My sister had another seizure 3 weeks ago. We had hoped the one she had last year was a fluke. I guess it wasn't. She is now on meds and a CPAP machine to sleep with as a sleep study showed she has sleep apnea that contributes to the seizures. She has lost her drivers license again so I am pretty much the only driver since my mom can't be left alone.
On the up side: Lauren is back in Opportunities for Learning (Independent Study High School) which is much better than Desert Winds and I am not afraid for her safety. I am getting info to help her get her drivers license even though I am fearful of this.
And I finished my Spanish Class! YAY!!!!!! That class turned out to be really hard and time consuming and I really had a hard time not dropping. I am proud of myself for sticking it out in spite of life getting so weird and crazy. I am not going to summer school and I am not sure about what to do in the fall.
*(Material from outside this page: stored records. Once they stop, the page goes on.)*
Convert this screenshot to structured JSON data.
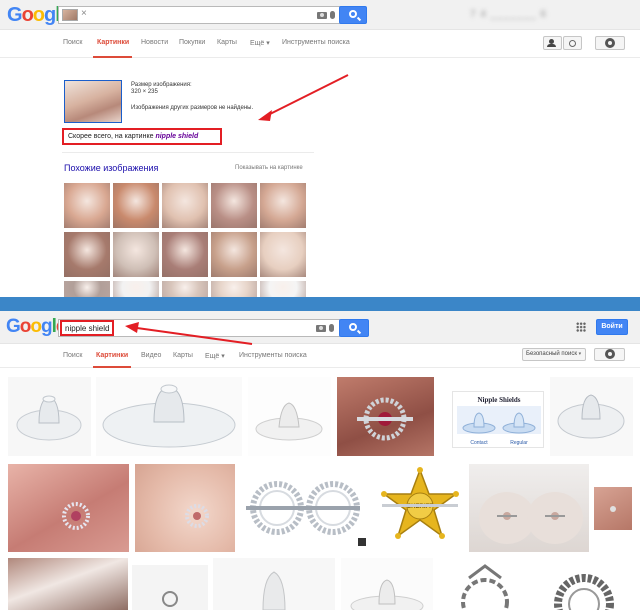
{
  "colors": {
    "g_blue": "#4285f4",
    "g_red": "#ea4335",
    "g_yellow": "#fbbc05",
    "g_green": "#34a853",
    "active_tab": "#dd4b39",
    "annotation_red": "#e31e24",
    "separator_blue": "#3b86c8",
    "link_blue": "#1a0dab",
    "visited_purple": "#660099"
  },
  "logo": {
    "letters": [
      "G",
      "o",
      "o",
      "g",
      "l",
      "e"
    ]
  },
  "top": {
    "chip_close": "×",
    "blurred_user": "7  4  _______  6",
    "nav": [
      {
        "label": "Поиск",
        "active": false
      },
      {
        "label": "Картинки",
        "active": true
      },
      {
        "label": "Новости",
        "active": false
      },
      {
        "label": "Покупки",
        "active": false
      },
      {
        "label": "Карты",
        "active": false
      },
      {
        "label": "Ещё ▾",
        "active": false
      },
      {
        "label": "Инструменты поиска",
        "active": false
      }
    ],
    "info": {
      "size_label": "Размер изображения:",
      "size_value": "320 × 235",
      "other_sizes": "Изображения других размеров не найдены."
    },
    "best_guess_prefix": "Скорее всего, на картинке",
    "best_guess_query": "nipple shield",
    "similar_title": "Похожие изображения",
    "similar_link": "Показывать на картинке",
    "grid_colors": [
      [
        "#d9a892",
        "#c98a6d",
        "#e0c1b0",
        "#b98f86",
        "#d4a894"
      ],
      [
        "#a67a6c",
        "#cfbfb6",
        "#a97e77",
        "#c7a08b",
        "#e7cfc0"
      ],
      [
        "#7d5f55",
        "#eaeaea",
        "#bfa08f",
        "#d7b9a6",
        "#eeeeee"
      ]
    ]
  },
  "bottom": {
    "query": "nipple shield",
    "nav": [
      {
        "label": "Поиск",
        "active": false
      },
      {
        "label": "Картинки",
        "active": true
      },
      {
        "label": "Видео",
        "active": false
      },
      {
        "label": "Карты",
        "active": false
      },
      {
        "label": "Ещё ▾",
        "active": false
      },
      {
        "label": "Инструменты поиска",
        "active": false
      }
    ],
    "signin": "Войти",
    "safe_search": "Безопасный поиск",
    "caret": "▾",
    "nipple_card_title": "Nipple Shields",
    "nipple_card_labels": [
      "Contact",
      "Regular"
    ],
    "sheriff_text": "SHERIFF"
  }
}
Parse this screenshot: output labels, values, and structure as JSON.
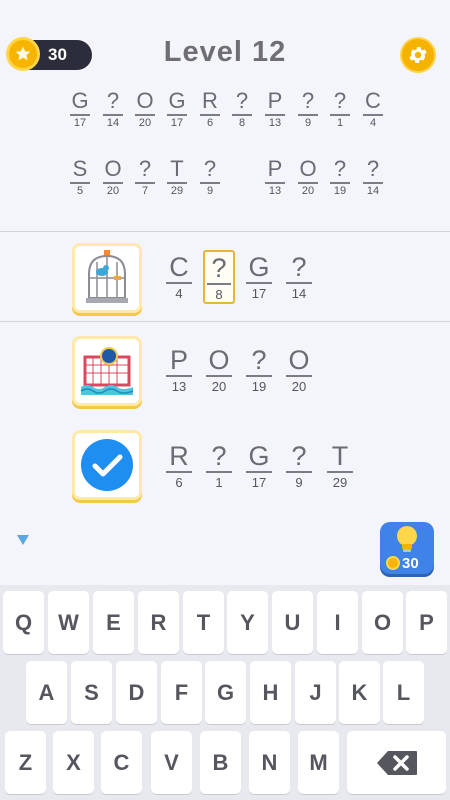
{
  "header": {
    "coins": "30",
    "level_title": "Level 12",
    "coin_icon": "star-coin-icon",
    "settings_icon": "gear-icon"
  },
  "phrase": {
    "line1": [
      {
        "ch": "G",
        "num": "17"
      },
      {
        "ch": "?",
        "num": "14"
      },
      {
        "ch": "O",
        "num": "20"
      },
      {
        "ch": "G",
        "num": "17"
      },
      {
        "ch": "R",
        "num": "6"
      },
      {
        "ch": "?",
        "num": "8"
      },
      {
        "ch": "P",
        "num": "13"
      },
      {
        "ch": "?",
        "num": "9"
      },
      {
        "ch": "?",
        "num": "1"
      },
      {
        "ch": "C",
        "num": "4"
      }
    ],
    "line2_word1": [
      {
        "ch": "S",
        "num": "5"
      },
      {
        "ch": "O",
        "num": "20"
      },
      {
        "ch": "?",
        "num": "7"
      },
      {
        "ch": "T",
        "num": "29"
      },
      {
        "ch": "?",
        "num": "9"
      }
    ],
    "line2_word2": [
      {
        "ch": "P",
        "num": "13"
      },
      {
        "ch": "O",
        "num": "20"
      },
      {
        "ch": "?",
        "num": "19"
      },
      {
        "ch": "?",
        "num": "14"
      }
    ]
  },
  "clues": [
    {
      "icon": "birdcage-icon",
      "cells": [
        {
          "ch": "C",
          "num": "4"
        },
        {
          "ch": "?",
          "num": "8"
        },
        {
          "ch": "G",
          "num": "17"
        },
        {
          "ch": "?",
          "num": "14"
        }
      ]
    },
    {
      "icon": "water-polo-goal-icon",
      "cells": [
        {
          "ch": "P",
          "num": "13"
        },
        {
          "ch": "O",
          "num": "20"
        },
        {
          "ch": "?",
          "num": "19"
        },
        {
          "ch": "O",
          "num": "20"
        }
      ]
    },
    {
      "icon": "checkmark-icon",
      "cells": [
        {
          "ch": "R",
          "num": "6"
        },
        {
          "ch": "?",
          "num": "1"
        },
        {
          "ch": "G",
          "num": "17"
        },
        {
          "ch": "?",
          "num": "9"
        },
        {
          "ch": "T",
          "num": "29"
        }
      ]
    }
  ],
  "hint": {
    "cost": "30",
    "icon": "lightbulb-icon"
  },
  "keyboard": {
    "row1": [
      "Q",
      "W",
      "E",
      "R",
      "T",
      "Y",
      "U",
      "I",
      "O",
      "P"
    ],
    "row2": [
      "A",
      "S",
      "D",
      "F",
      "G",
      "H",
      "J",
      "K",
      "L"
    ],
    "row3": [
      "Z",
      "X",
      "C",
      "V",
      "B",
      "N",
      "M"
    ],
    "backspace_icon": "backspace-icon"
  },
  "colors": {
    "background": "#f4f5fa",
    "accent_gold": "#f5b300",
    "hint_blue": "#3f82e8",
    "text_gray": "#6b6b73"
  }
}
Life is good. It is confusing and frustrating and crazy making. God is generous with His blessings to me and is obviously refining my character through the trials and stuff that goes on in my life. I keep thinking that now that I am an older woman with a crown of gray hair (that I try to keep covered up) that I should be wiser and stronger and braver. I think I am in some ways. I don't expect life to be easy any more. I realize the more I learn, the less I know and that there is a big difference between knowledge and wisdom. I see the value of family and friends who are there for me regardless of the circumstances and will let me call at 2:00am panicking and alone in and Emergency room and pray with me. I see that being there for other people in my life brings me blessings too. I see the intelligence of taking a step back and breathing more often.
Life isn't easy. It isn't fair (whatever fair means) but it is good. And it is the only one I get so I want to make good use of it!
Anyhow... on to working on other posts. Welcome back, Geeezers!